/chapadlo

A showcase CLI tool for CSV processing

Primary LanguageRust

A showcase CLI tool for CSV processing.

Motivation

A common use-case for a pipeline is grouping events to some entity, such as transactions to clients.

Specification

A CLI tool which processes a CSV file in which a row represents a payment transaction performed by a client and outputs a CSV string of client state.

The input is a process argument with file path. The output is piped to stdout.

A transaction is defined by (i) an enumerable string representing type of transaction; (ii) a client ID as a 16-bit integer which is the grouping index; (iii) a transaction ID as a 32-bit integer; (iv) an amount in a common currency presented by a decimal number with precision up to 4 decimal places.

A client is defined by (i) its ID; (ii) an amount of available funds; (iii) an amount of held funds; (iv) an amount of total funds; (v) a flag whether the client's account is frozen.

The transaction type can be as follows:

  • deposit increases client's available funds.

  • withdrawal decreases client's available funds.

  • dispute marks a transaction as potentially erroneous and moves the amount to client's held funds. A disputed transaction must be of type deposit.

  • resolve marks a transaction as valid again, ie. reverses dispute. A resolved transaction must be of type deposit.
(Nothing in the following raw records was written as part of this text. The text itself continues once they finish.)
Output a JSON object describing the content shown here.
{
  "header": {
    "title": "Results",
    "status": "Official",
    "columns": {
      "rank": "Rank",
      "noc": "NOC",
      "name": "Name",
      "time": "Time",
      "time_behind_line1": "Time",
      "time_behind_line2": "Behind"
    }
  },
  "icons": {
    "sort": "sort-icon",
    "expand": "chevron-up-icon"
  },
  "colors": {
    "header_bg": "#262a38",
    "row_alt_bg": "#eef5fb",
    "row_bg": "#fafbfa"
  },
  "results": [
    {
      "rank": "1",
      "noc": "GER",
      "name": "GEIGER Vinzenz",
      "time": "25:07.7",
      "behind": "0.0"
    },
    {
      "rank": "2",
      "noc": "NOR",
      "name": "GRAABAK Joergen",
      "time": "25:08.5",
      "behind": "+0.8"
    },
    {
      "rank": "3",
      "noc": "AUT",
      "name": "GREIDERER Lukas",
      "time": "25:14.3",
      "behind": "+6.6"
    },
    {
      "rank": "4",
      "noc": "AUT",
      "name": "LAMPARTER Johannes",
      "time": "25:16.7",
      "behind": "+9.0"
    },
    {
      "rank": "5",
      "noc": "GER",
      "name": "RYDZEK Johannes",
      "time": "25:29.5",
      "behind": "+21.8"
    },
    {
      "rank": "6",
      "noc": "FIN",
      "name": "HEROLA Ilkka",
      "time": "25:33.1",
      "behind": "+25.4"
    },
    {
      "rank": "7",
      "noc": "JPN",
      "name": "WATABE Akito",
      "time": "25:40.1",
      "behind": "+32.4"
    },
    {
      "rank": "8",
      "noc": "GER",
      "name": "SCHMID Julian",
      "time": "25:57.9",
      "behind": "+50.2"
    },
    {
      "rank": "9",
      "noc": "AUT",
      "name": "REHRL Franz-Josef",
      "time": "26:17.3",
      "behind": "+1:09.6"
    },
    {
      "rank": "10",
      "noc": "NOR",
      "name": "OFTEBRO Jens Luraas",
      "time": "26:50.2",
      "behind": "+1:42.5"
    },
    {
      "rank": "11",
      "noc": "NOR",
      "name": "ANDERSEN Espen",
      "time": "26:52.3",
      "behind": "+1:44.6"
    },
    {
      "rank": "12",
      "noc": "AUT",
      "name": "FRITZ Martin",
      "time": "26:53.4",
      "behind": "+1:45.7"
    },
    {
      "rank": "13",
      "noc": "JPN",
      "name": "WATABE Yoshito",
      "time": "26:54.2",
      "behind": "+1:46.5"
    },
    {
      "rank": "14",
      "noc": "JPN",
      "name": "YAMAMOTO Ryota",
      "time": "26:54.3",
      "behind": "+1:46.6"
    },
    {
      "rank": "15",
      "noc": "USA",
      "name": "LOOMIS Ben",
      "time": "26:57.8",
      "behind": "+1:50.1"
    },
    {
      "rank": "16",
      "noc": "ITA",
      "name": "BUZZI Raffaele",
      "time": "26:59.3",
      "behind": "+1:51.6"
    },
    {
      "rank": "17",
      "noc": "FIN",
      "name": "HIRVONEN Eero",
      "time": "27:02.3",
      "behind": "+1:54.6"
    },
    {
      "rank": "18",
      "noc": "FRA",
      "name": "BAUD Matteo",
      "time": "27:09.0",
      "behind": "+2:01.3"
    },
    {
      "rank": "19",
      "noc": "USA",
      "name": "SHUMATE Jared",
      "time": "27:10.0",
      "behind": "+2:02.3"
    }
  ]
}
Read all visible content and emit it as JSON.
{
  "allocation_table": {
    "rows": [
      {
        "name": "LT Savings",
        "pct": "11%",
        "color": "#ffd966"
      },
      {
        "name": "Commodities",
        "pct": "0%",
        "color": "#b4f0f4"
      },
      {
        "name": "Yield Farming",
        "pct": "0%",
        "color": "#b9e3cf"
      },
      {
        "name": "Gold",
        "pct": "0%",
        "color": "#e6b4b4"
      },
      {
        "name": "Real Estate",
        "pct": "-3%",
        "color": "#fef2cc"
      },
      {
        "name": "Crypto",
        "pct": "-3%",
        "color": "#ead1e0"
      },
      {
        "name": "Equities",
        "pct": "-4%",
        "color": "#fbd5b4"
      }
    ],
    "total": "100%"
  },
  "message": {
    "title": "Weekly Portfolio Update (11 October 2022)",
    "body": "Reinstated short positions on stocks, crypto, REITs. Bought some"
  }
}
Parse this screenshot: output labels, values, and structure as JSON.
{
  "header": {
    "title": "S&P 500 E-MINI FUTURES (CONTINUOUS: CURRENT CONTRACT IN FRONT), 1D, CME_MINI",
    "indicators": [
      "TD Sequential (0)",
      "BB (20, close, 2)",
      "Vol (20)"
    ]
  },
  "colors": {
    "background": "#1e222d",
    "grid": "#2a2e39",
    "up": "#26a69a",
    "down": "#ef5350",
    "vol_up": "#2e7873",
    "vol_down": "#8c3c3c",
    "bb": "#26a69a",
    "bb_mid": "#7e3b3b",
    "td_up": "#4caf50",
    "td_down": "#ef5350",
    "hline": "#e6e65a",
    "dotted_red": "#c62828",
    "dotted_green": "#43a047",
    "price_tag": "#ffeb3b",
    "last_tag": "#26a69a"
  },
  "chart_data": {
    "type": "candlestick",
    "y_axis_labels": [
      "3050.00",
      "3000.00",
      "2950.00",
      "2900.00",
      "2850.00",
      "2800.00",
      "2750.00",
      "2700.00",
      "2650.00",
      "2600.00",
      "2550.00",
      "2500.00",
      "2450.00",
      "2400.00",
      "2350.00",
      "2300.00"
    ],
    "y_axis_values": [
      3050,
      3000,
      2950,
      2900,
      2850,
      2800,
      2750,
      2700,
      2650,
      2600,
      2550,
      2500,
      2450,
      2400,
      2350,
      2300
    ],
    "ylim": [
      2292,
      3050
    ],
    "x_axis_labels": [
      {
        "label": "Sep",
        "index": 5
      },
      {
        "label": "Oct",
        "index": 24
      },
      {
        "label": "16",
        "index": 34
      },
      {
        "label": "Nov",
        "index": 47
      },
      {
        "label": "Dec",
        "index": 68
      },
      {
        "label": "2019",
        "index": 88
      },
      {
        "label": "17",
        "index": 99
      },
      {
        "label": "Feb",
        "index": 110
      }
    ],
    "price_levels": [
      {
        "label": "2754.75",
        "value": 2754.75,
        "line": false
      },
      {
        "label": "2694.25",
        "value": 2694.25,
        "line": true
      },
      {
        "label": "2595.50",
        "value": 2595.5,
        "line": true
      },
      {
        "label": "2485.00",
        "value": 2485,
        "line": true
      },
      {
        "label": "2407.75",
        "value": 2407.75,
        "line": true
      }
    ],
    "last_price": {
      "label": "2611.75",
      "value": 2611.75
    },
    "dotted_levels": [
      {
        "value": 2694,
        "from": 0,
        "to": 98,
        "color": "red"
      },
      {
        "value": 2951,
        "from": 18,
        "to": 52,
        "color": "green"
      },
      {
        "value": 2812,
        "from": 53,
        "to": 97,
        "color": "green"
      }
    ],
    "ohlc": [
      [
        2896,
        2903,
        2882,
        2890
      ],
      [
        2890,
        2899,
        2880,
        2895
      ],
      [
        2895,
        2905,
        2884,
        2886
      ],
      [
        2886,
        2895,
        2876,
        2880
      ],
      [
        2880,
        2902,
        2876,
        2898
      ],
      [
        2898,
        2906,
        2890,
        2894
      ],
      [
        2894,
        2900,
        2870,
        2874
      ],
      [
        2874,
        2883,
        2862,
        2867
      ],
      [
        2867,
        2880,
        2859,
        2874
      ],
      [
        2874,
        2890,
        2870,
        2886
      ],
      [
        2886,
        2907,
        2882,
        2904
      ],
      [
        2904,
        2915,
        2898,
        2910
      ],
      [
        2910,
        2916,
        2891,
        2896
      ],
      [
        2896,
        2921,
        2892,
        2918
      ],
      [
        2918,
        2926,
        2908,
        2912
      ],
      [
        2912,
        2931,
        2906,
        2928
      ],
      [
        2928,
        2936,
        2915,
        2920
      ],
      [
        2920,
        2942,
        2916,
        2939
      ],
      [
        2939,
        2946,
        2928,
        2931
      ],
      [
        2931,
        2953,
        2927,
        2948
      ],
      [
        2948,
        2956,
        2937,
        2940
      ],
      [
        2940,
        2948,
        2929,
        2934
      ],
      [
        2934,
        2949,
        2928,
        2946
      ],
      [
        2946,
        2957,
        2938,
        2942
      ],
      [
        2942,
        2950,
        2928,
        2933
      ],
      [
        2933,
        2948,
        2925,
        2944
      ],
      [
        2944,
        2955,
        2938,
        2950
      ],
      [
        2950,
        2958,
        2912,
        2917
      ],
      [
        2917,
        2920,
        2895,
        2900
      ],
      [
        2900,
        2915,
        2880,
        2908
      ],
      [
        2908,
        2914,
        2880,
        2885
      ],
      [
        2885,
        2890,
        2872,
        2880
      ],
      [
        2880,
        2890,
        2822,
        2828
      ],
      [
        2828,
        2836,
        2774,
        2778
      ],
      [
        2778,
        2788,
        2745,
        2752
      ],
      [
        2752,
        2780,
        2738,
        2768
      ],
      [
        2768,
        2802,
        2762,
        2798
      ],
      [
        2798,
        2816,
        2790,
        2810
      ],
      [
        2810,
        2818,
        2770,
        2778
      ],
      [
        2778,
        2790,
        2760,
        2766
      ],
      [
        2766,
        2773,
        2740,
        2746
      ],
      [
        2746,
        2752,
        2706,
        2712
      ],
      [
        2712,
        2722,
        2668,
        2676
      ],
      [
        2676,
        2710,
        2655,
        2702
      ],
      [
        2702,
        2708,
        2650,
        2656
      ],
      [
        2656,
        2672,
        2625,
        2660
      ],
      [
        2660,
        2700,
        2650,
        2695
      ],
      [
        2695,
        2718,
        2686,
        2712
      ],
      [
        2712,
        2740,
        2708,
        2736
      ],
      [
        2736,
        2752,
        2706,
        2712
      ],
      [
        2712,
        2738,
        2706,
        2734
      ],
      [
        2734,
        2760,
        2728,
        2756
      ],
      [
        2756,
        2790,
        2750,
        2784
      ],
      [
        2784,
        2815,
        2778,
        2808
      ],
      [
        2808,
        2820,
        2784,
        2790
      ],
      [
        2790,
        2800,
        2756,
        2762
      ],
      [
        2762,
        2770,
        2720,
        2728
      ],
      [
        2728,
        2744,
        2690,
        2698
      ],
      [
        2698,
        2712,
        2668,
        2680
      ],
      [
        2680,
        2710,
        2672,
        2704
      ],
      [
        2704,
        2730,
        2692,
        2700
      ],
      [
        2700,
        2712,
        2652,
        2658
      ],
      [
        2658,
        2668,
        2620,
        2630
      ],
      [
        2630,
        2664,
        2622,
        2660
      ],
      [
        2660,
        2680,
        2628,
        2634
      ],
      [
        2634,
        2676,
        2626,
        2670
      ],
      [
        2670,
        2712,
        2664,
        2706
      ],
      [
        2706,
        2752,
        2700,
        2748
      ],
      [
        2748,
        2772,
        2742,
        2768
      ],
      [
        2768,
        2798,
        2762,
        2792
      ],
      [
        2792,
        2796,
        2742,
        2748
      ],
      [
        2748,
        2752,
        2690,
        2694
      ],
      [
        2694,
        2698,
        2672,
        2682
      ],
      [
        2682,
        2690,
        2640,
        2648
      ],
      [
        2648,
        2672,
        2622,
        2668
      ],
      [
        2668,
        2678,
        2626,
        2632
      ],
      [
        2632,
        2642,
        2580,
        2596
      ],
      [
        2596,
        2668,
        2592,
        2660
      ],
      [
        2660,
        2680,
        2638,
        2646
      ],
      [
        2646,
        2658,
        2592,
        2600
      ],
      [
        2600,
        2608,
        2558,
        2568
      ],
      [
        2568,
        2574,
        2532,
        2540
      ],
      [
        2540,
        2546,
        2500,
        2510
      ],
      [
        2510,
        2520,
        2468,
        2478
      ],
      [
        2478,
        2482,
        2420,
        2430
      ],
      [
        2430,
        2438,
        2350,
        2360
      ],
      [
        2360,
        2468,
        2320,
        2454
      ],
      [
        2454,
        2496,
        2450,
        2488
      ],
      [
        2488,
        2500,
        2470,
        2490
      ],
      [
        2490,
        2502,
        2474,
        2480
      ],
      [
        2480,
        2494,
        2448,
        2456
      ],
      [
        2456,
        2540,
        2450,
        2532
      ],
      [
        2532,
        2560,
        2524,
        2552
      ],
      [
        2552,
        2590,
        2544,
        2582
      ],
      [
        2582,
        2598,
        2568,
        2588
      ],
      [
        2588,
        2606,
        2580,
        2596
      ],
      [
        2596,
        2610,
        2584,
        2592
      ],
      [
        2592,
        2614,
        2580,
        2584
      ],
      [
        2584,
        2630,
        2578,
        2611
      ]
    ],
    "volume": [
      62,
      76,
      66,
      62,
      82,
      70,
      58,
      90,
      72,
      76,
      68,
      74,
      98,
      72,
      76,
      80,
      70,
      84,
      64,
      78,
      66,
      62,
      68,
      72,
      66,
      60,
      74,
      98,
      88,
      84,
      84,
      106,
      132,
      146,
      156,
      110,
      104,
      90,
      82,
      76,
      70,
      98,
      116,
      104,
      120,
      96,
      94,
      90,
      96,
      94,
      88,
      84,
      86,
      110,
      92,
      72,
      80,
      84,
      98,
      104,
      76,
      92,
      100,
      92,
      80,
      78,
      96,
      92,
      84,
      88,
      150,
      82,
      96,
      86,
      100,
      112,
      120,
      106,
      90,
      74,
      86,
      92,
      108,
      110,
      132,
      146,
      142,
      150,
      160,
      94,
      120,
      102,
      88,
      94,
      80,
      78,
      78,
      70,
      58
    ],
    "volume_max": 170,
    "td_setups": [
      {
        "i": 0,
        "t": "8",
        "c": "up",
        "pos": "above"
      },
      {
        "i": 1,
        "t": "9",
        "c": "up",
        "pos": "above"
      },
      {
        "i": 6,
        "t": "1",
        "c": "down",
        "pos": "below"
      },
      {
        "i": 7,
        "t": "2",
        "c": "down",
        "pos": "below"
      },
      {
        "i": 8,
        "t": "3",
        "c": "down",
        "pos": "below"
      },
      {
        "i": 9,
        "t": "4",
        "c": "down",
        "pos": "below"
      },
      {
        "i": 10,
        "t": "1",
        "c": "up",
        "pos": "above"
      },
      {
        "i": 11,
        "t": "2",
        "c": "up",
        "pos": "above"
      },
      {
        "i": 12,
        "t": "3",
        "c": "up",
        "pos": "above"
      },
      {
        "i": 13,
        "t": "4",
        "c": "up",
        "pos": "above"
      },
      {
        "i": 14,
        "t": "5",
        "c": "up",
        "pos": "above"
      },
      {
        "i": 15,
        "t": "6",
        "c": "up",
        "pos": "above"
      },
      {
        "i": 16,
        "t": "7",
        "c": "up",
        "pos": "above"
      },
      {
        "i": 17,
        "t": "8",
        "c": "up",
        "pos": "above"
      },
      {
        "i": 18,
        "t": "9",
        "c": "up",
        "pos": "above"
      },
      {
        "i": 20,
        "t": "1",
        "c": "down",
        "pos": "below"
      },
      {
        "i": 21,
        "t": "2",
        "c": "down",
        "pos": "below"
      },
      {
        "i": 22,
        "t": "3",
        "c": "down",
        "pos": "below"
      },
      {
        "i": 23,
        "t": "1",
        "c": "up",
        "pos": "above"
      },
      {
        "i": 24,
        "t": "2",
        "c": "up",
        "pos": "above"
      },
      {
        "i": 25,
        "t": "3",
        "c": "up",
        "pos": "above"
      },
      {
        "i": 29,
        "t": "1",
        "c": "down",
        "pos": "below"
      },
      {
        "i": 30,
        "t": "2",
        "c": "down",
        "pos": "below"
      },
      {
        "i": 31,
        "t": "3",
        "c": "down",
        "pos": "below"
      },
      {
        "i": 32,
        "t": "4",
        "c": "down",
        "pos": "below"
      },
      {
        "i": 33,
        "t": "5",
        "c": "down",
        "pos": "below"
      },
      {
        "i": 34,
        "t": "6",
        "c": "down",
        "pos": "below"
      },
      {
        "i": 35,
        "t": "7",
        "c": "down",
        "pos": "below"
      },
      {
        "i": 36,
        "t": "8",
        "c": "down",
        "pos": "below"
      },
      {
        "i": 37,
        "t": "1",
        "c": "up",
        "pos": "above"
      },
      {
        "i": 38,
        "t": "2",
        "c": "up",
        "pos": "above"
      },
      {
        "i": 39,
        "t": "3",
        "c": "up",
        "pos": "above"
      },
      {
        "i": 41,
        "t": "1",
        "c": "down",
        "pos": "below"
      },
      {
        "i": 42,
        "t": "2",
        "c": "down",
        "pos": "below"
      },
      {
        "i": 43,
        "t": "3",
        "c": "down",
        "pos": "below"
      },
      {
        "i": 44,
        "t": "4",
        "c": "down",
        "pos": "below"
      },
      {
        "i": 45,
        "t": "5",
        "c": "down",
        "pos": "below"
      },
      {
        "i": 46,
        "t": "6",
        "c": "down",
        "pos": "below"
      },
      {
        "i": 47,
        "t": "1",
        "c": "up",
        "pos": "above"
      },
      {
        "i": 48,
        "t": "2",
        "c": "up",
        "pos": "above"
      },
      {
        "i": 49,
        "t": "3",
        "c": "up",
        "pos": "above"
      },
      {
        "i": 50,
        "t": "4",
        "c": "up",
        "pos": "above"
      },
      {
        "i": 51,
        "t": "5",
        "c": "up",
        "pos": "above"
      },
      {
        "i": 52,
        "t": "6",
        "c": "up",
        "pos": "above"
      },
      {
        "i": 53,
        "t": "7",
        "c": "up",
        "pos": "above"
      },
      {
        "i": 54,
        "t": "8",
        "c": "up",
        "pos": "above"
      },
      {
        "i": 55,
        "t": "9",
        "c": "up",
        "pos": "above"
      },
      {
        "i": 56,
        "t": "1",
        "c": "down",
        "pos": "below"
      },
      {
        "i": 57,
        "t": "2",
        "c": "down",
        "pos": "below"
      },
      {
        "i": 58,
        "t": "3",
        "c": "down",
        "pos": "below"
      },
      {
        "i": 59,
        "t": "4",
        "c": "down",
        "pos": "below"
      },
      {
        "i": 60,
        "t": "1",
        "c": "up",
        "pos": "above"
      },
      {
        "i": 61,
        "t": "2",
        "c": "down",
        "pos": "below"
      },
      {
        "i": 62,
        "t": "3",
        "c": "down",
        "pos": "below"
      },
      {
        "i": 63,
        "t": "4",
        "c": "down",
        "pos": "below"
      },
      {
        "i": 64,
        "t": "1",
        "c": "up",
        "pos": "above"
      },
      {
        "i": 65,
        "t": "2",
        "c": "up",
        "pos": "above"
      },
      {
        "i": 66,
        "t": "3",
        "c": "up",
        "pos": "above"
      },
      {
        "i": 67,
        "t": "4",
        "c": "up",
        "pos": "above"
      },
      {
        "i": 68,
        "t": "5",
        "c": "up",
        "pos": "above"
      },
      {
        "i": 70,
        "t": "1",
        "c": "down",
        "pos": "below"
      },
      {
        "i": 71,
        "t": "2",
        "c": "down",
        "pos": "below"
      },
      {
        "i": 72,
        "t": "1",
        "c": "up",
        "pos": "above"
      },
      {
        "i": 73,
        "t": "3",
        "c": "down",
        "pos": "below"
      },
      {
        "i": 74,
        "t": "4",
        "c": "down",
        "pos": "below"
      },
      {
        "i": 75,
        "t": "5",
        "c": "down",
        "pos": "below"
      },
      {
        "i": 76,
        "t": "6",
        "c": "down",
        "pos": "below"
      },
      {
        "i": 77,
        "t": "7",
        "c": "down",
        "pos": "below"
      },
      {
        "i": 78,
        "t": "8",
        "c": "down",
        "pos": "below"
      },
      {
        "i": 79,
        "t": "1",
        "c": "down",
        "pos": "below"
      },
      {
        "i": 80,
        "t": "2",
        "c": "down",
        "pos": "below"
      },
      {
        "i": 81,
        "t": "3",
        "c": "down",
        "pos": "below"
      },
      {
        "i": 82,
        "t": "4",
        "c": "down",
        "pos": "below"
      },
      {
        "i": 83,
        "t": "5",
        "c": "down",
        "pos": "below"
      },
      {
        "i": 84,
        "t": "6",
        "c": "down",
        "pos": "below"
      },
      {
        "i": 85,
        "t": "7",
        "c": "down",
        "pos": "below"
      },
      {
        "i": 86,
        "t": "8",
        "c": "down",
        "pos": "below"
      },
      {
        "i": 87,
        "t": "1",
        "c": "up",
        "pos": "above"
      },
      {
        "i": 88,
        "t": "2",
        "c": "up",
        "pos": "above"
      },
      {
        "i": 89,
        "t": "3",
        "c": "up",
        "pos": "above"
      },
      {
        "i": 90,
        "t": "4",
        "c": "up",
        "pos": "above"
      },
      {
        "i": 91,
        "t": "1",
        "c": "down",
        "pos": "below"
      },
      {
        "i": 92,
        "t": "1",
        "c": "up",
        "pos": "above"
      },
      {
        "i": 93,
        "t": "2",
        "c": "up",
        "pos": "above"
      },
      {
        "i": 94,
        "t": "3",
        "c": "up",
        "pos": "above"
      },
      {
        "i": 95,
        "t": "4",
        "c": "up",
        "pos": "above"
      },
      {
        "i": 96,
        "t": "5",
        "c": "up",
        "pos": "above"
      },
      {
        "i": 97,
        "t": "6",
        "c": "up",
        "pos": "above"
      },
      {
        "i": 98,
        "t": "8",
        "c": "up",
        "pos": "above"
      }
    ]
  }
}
  • chargeback marks a transaction as definitely erroneous and subtracts the amount from client's held funds. It also marks client's account as frozen.

Implemented solution

The csv crate buffers a CSV file and we consume its deserialized output into a map of client IDs to client state objects. We opt for a hash map as order is not important, however a BTree map is a viable and simple drop-in replacement which would give us ordering by client id if needed.

We opt for a map of ids to states because we assume that there will be many more transactions than clients. While inserting into a does incur expensive inserts when map needs to be resized, the grouping provided by a map enables fast transaction associations.

The client state is composed out of several properties:

  • a flag is_frozen which is set to true upon disputed followed by a charge back and causes the engine to ignore any further deposits or withdraws;
  • a hash set disputes which tracks currently disputed tx ids;
  • a hash map deposits which associates tx id with deposited amounts;
  • an integer available which tracks currently available funds;
  • an integer held which tracks currently disputed funds.

Key points:

  • Withdrawals over available amount are skipped.
  • Final amount of available funds can be lower than 0 (see test asset 4.)
  • Clients hash map memory grows only with deposit txs, 12 bytes per deposit tx. The disputes are assumed to be rare and withdrawals don't project into memory footprint.

Parallelization can be achieved for example by

  • spawning a single thread which owns the client's hash map and consumes a channel over which producers batch txs;
  • rw-locking client state and using concurrent hash map for client states. Then an atomic reference counter can be given out to producers who load txs and update global state.

Some edge cases (see Client::process_transaction for a deeper understanding):

  • Only deposit tx can be disputed, resolved or charged back. Txs which try to change the state of withdrawal txs are ignored.
  • Once charged back, a deposit tx cannot go back to disputed or resolved. If a sequence of txs that leads to this scenario occurs, we ignore tx so that charge back is a final state of any tx.
  • If a math overflow is encountered at any point, we abort.
  • We are gracious with empty rows, however if we come across a malformed input in a row with expected length, we abort.
  • If we encounter duplicate deposit tx id, we skip it. We don't track withdrawals, so duplicate withdrawal tx id will be counted twice.
  • Once a client is frozen we ignore all further deposits and withdrawals, but disputes are still possible.
  • Once charged back, a deposit tx cannot be disputed again.

Commands

This binary has been tested on a 64bit linux distro with rustc 1.61.

Run the test suite with ./bin/test.sh or just unit tests with cargo test.

A prerequisite for code coverage tool is rustc 1.61 and following dependencies:

$ cargo install grcov
$ rustup component add llvm-tools-preview

Then run ./bin/codecov.sh and see the target/debug/coverage/index.html.